Police across America now can track citizens through their cell phones – without a warrant – despite the Fourth Amendment’s ban on warrantless searches, according to a team of civil-rights lawyers at the Rutherford Institute.
That’s the result of the U.S. Supreme Court deciding not to intervene in a lower court decision that authorized exactly that.
The institute had filed a friend-of-the-court brief in the case Hammond v. U.S. that challenged the tracking of people through their cell phones as unconstitutional.
That tracking can tell police a person’s location with great precision, “whether that person is at home, at the library, a political event, a doctor’s office, etc.,” the organization reported.
“Americans are being swept up into a massive digital data dragnet that does not distinguish between those who are innocent of wrongdoing, suspects, or criminals. Cell phones have become de facto snitches, offering up a steady stream of digital location data on users’ movements and travels,” said constitutional attorney John W. Whitehead, president of The Rutherford Institute.
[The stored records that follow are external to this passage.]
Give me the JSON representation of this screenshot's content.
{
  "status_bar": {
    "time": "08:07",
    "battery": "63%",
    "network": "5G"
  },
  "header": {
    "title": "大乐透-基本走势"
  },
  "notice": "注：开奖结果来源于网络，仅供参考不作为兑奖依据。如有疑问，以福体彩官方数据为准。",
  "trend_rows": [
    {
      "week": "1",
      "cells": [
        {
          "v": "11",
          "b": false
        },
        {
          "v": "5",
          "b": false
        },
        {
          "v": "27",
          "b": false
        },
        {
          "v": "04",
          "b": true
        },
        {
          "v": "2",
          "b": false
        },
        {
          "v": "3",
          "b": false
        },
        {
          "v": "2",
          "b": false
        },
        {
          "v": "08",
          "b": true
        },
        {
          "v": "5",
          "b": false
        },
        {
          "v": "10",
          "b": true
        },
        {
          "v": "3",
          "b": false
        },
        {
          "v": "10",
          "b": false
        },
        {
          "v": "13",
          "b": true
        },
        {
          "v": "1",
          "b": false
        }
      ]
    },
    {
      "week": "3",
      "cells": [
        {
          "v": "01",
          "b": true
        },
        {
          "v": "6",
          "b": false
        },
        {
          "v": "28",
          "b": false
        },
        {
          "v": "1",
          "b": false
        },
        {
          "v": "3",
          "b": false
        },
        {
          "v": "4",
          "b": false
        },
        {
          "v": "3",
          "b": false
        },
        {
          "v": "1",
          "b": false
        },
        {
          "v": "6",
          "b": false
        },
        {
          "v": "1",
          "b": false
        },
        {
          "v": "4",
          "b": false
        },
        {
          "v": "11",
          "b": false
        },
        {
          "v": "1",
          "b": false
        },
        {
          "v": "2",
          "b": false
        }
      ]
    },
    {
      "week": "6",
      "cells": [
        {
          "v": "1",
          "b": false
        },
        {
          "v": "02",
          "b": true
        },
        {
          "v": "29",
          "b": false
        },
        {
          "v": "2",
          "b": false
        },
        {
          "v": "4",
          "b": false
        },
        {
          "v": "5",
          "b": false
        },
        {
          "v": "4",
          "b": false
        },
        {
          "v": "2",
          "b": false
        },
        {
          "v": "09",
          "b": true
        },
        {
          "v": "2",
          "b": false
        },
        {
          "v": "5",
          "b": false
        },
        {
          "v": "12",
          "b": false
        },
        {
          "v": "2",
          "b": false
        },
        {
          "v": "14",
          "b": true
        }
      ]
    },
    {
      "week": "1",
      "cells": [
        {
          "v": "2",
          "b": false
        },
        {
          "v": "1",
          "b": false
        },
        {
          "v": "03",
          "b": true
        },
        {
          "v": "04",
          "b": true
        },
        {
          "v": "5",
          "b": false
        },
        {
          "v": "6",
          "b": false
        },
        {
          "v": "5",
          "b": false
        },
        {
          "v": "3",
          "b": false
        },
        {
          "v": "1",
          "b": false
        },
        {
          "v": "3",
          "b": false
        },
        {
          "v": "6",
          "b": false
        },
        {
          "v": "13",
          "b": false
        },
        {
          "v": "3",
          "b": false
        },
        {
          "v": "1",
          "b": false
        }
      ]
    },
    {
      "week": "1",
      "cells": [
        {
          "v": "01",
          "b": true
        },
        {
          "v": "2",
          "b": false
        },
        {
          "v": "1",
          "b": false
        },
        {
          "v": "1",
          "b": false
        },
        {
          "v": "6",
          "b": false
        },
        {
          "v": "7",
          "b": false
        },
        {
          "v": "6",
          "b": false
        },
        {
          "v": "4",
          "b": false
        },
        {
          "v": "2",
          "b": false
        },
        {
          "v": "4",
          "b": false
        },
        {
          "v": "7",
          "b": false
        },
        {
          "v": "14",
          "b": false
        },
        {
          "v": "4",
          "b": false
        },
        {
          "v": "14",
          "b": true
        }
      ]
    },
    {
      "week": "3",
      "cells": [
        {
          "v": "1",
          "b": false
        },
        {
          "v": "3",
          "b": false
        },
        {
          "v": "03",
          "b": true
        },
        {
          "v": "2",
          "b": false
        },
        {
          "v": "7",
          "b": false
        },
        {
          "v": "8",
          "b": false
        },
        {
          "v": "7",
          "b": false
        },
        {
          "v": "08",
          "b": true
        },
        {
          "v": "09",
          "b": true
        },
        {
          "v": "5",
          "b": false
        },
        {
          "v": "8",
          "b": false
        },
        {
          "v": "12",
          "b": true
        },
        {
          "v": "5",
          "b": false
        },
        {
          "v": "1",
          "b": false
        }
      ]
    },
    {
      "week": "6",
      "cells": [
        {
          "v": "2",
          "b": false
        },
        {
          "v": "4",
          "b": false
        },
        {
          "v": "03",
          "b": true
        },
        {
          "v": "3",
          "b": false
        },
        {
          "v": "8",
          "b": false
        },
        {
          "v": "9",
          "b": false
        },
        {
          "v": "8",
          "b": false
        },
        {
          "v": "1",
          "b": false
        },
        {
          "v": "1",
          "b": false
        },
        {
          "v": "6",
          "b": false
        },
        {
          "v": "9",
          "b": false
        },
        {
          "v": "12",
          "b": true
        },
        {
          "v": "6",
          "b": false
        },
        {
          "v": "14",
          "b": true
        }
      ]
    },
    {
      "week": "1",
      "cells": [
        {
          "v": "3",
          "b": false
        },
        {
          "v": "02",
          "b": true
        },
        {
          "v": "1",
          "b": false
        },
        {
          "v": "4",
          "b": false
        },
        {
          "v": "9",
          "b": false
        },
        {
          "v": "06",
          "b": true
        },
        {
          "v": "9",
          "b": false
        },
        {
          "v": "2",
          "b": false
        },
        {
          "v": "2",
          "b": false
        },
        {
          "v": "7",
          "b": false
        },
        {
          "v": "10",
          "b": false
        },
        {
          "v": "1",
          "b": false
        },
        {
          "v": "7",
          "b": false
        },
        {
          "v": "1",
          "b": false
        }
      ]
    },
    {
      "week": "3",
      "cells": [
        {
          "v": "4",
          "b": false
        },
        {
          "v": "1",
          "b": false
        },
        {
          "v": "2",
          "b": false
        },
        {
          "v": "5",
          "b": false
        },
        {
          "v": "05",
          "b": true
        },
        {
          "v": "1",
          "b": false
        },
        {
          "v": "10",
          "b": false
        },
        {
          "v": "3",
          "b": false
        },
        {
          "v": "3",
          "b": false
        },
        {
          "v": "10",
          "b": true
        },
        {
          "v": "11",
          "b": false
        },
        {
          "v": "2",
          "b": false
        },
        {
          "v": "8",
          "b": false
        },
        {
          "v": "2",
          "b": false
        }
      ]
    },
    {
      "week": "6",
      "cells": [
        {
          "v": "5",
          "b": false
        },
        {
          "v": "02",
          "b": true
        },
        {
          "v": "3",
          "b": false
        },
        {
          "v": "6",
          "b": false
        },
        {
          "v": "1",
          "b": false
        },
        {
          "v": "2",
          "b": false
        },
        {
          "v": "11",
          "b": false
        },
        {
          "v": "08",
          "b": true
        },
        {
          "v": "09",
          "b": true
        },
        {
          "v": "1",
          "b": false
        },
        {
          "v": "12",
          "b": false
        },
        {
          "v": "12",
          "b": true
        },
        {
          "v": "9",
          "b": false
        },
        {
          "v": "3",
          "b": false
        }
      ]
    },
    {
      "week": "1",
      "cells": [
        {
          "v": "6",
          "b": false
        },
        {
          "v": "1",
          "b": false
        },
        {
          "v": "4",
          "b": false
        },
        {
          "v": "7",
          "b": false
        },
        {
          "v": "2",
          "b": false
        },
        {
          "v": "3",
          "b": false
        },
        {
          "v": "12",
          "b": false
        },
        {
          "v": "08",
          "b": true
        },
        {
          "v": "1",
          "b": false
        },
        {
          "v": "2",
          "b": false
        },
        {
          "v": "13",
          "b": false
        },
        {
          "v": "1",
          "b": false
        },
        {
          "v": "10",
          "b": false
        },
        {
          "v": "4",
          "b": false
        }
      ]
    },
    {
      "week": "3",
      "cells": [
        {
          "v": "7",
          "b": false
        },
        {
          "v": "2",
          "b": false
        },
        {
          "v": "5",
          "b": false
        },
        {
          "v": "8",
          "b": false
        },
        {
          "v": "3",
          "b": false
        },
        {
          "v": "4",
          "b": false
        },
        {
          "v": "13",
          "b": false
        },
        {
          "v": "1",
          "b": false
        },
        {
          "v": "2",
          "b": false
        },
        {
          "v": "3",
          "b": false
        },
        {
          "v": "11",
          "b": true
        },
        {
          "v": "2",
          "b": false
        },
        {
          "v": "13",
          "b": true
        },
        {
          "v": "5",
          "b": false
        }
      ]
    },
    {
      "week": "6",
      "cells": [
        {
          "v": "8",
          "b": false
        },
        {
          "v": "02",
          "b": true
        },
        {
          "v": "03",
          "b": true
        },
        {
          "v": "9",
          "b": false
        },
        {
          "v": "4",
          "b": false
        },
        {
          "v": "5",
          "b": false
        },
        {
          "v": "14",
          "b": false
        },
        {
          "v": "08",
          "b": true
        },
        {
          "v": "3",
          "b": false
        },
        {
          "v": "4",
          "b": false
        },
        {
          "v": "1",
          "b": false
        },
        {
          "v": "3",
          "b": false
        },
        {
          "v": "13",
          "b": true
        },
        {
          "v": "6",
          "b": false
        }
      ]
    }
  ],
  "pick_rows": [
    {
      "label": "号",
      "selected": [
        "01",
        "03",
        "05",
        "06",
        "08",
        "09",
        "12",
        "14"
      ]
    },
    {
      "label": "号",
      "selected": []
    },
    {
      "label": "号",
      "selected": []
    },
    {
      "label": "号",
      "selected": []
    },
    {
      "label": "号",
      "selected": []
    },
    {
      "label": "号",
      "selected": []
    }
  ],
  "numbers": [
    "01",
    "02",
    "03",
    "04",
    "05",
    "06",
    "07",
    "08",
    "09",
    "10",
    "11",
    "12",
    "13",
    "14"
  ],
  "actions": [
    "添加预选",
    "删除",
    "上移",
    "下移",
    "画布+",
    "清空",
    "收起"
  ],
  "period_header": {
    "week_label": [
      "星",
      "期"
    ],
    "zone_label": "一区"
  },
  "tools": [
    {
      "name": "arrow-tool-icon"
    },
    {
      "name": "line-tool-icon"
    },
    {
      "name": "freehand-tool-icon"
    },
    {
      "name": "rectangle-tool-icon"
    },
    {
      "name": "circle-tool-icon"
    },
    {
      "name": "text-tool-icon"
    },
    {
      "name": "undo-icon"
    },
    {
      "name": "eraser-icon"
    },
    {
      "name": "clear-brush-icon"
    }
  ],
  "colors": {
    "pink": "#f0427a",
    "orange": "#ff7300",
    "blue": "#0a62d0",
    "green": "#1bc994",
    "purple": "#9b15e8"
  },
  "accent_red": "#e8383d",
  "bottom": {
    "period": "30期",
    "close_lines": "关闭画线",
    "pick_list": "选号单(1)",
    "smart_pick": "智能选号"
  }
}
“Added to that, police are tracking people’s movements by way of license plate toll readers; scouring social media posts; triangulating data from cellphone towers and WiFi signals; layering facial recognition software on top of that; and then cross-referencing footage with public social media posts, all in an effort to identify, track and eventually round us up. This is what it means to live in a suspect society,” he said.